À quelques mètres d’un tas de rocailles, avec la terre encore fumante des dernières pluies de la soirée, le ruisseau disparaissait sous les roches dans une profonde crevasse. Le Galicien demeurait très calme, il s’accroupit puis allongea ses jambes. Couché dans les herbes, Iban oublia la douleur à sa cheville. En fin de journée, dans la descente depuis le pic du diable, il avait pressé l’allure, puis couru au point de glisser et de tomber au risque de se briser le tibia. La nuit qui enveloppait les montagnes avait accompagné les pas d’Iban jusqu’à cet endroit.

Il jeta un regard tout autour de lui. À l’abri des fougères géantes qui lui caressaient la tête, il retira un briquet de sa veste. Il éprouvait une joie profonde, assuré d’avoir semé les deux Madrilènes. Dans ce refuge humide, il sentit le besoin de rassembler quelques brindilles et branches pour allumer un feu. La flamme scintillait et la petite lumière courait le long de la paroi. Le Galicien plaqua ses mains au-dessus des flammèches pour se réchauffer.

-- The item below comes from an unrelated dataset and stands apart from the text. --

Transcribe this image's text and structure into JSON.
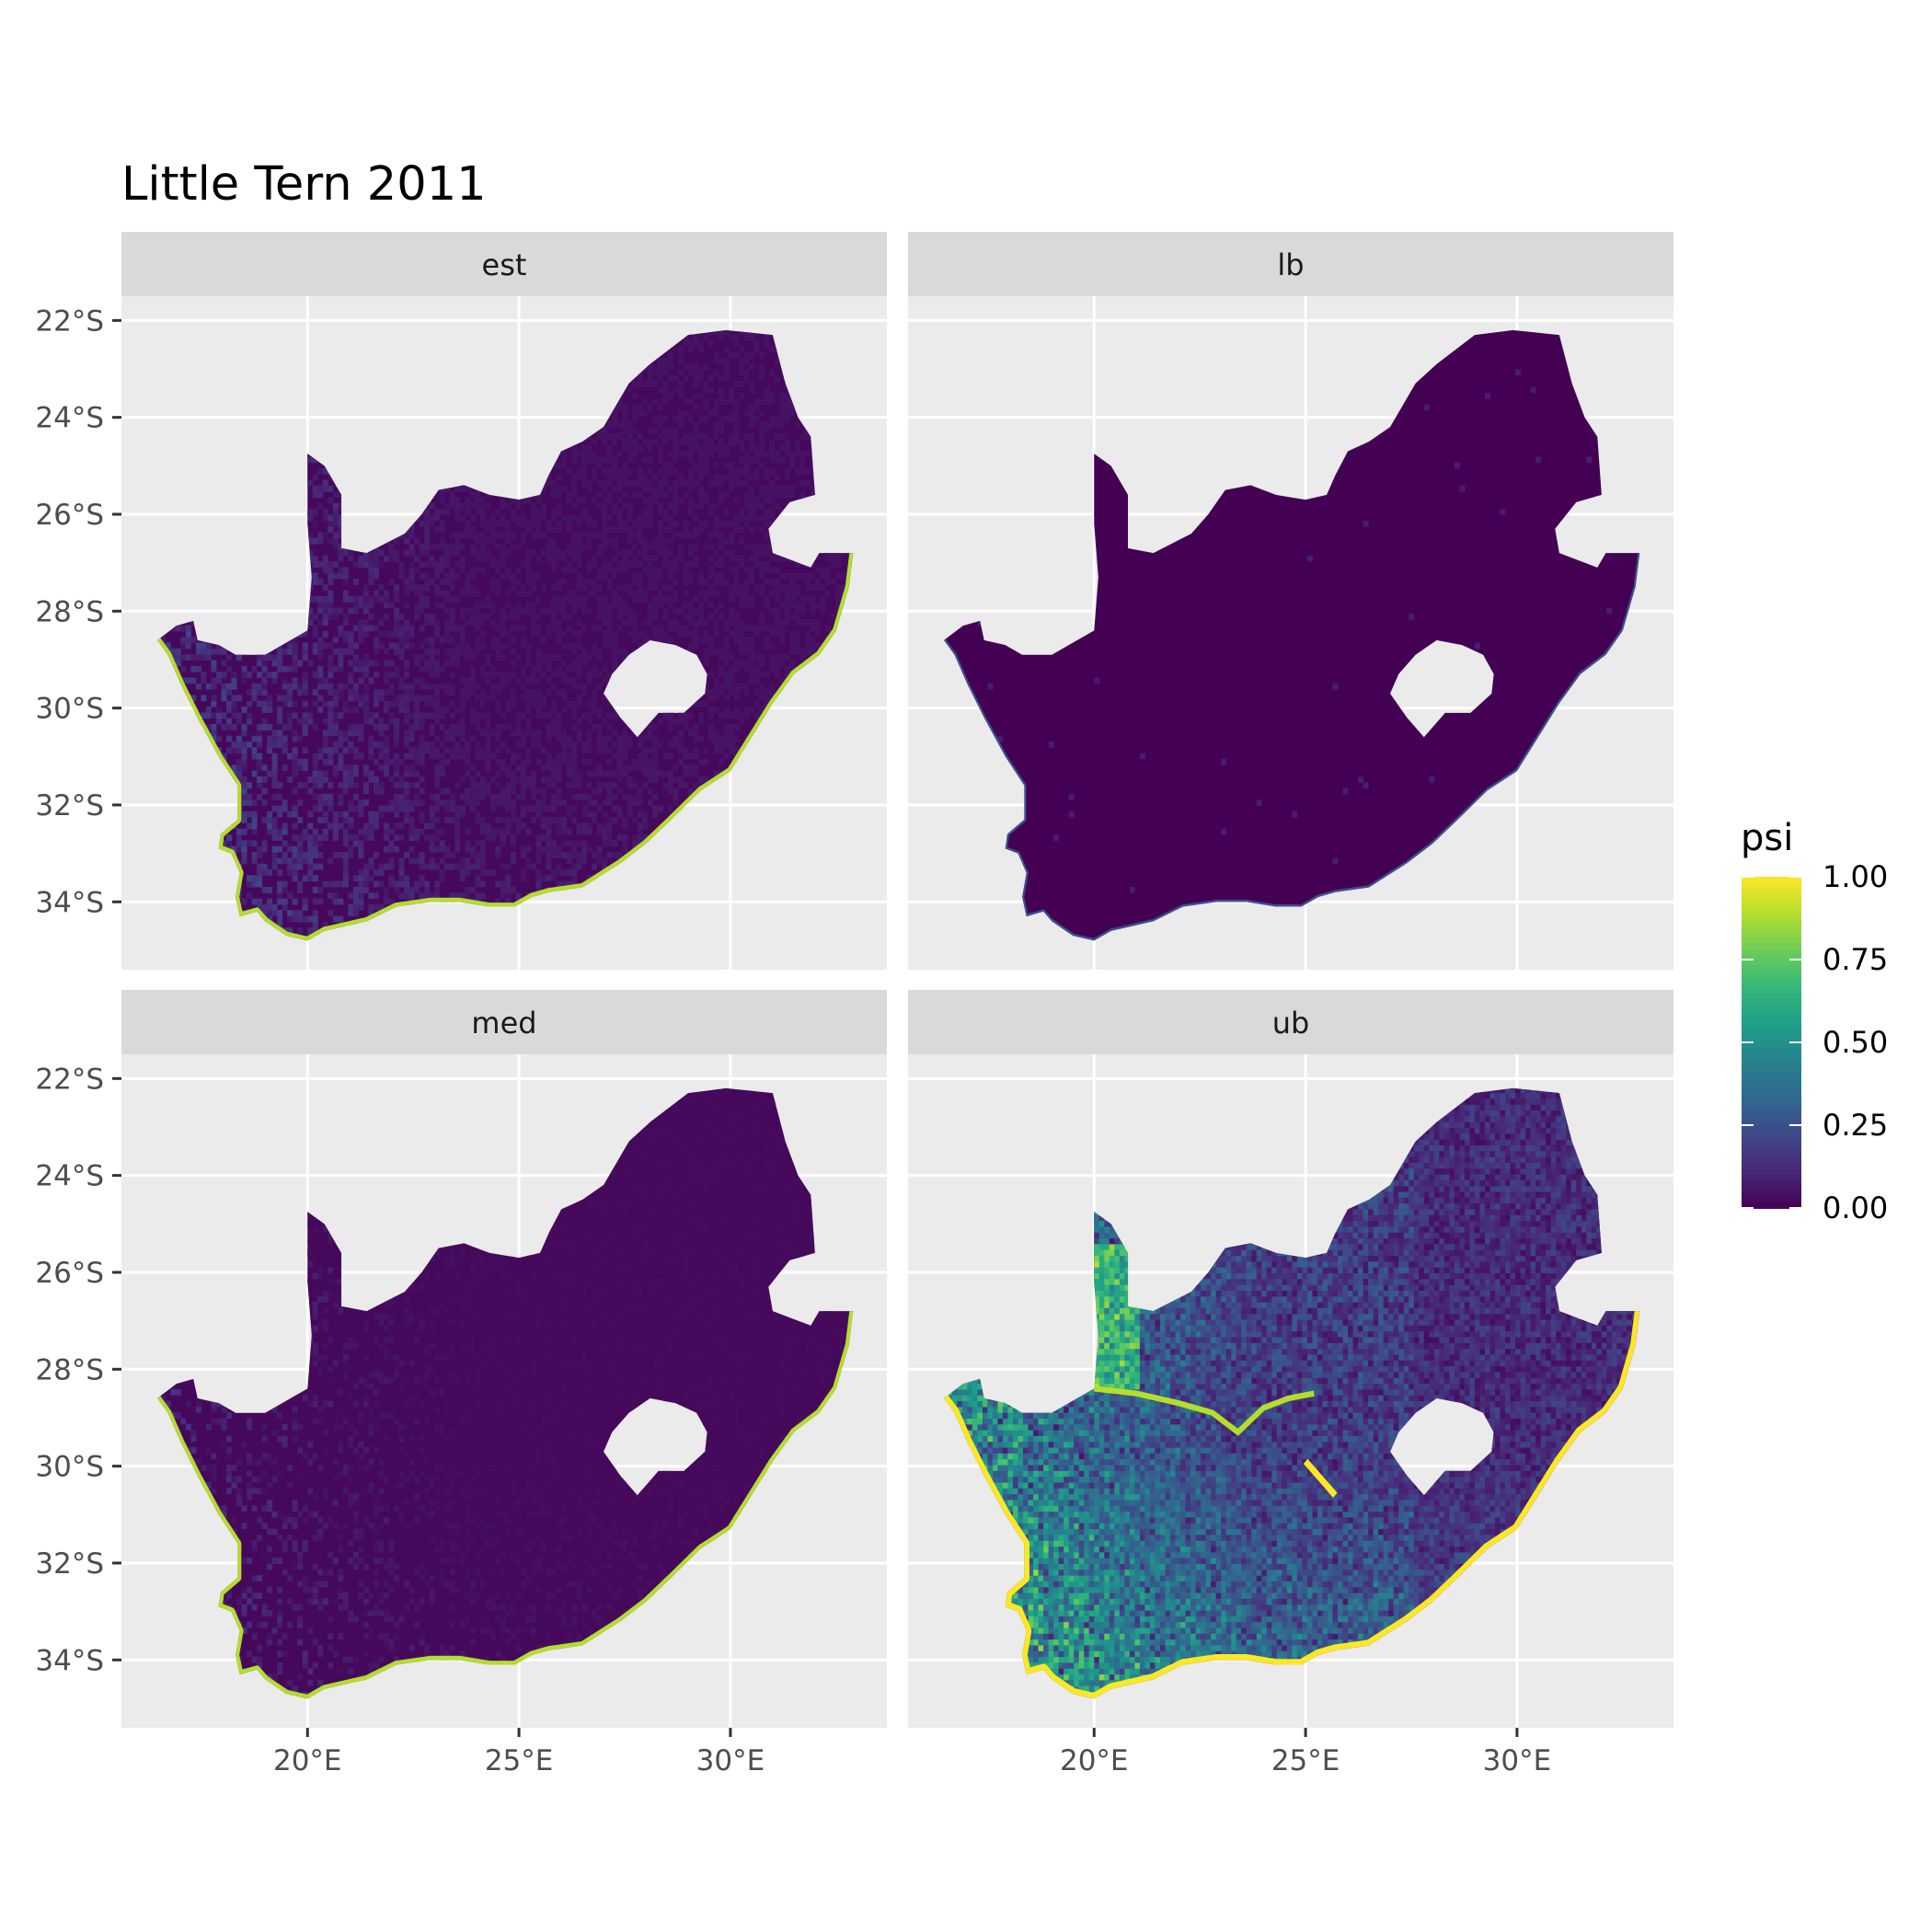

Il s’attarda avec un sourire aux lèvres sur le cours d’eau et ne prêta pas attention aux silhouettes qui se faufilaient dans le goulet. Il se redressa au bruit d’une pierre qui roulait. Il plissa les yeux pour scruter la pénombre de la ravine. Les traits de son visage se durcirent quand il perçut une ombre qui se détachait entre les rochers. Il balaya du pied le brasier pour l’éteindre. En silence, Iban alla se blottir derrière les racines d’un saule qui tapissaient la berge. Deux hommes s’approchèrent du foyer et découvrirent les tisons encore rougis qui dégageaient l’odeur âcre d’une combustion de fraîche date.

— Que l’on soit maudit, ce gars était encore là, il y a peu.

— Ne t’inquiète pas, il ne doit pas être à l’autre bout du monde, à peine vingt minutes d’avance.

Les deux individus s’éloignèrent pour poursuivre leur proie et gravirent la sente avec des yeux pétulants qui perçaient la nuit noire. Iban attendit patiemment, recroquevillé et emmitouflé sous sa veste. Le cri soudain d’un hibou soulagea sa peur. Il était désormais seul. Le Galicien se releva et le visage tendu comme s’il écoutait chaque bruit, il se dressa par-dessus une futaie, lorsque la voix d’un homme le fit sursauter.

— Ne bouge pas Iban !

L’inconnu, les traits sévères demeura à couvert dans l’ombre de la paroi. Le Galicien n’essaya pas de s’enfuir, comme s’il se livrait à une bête étrange, fatigué par la longue marche, la pluie et ses os trempés. Les deux gars qui étaient à ses trousses avaient rebroussé chemin et ne tardèrent pas à l’encercler.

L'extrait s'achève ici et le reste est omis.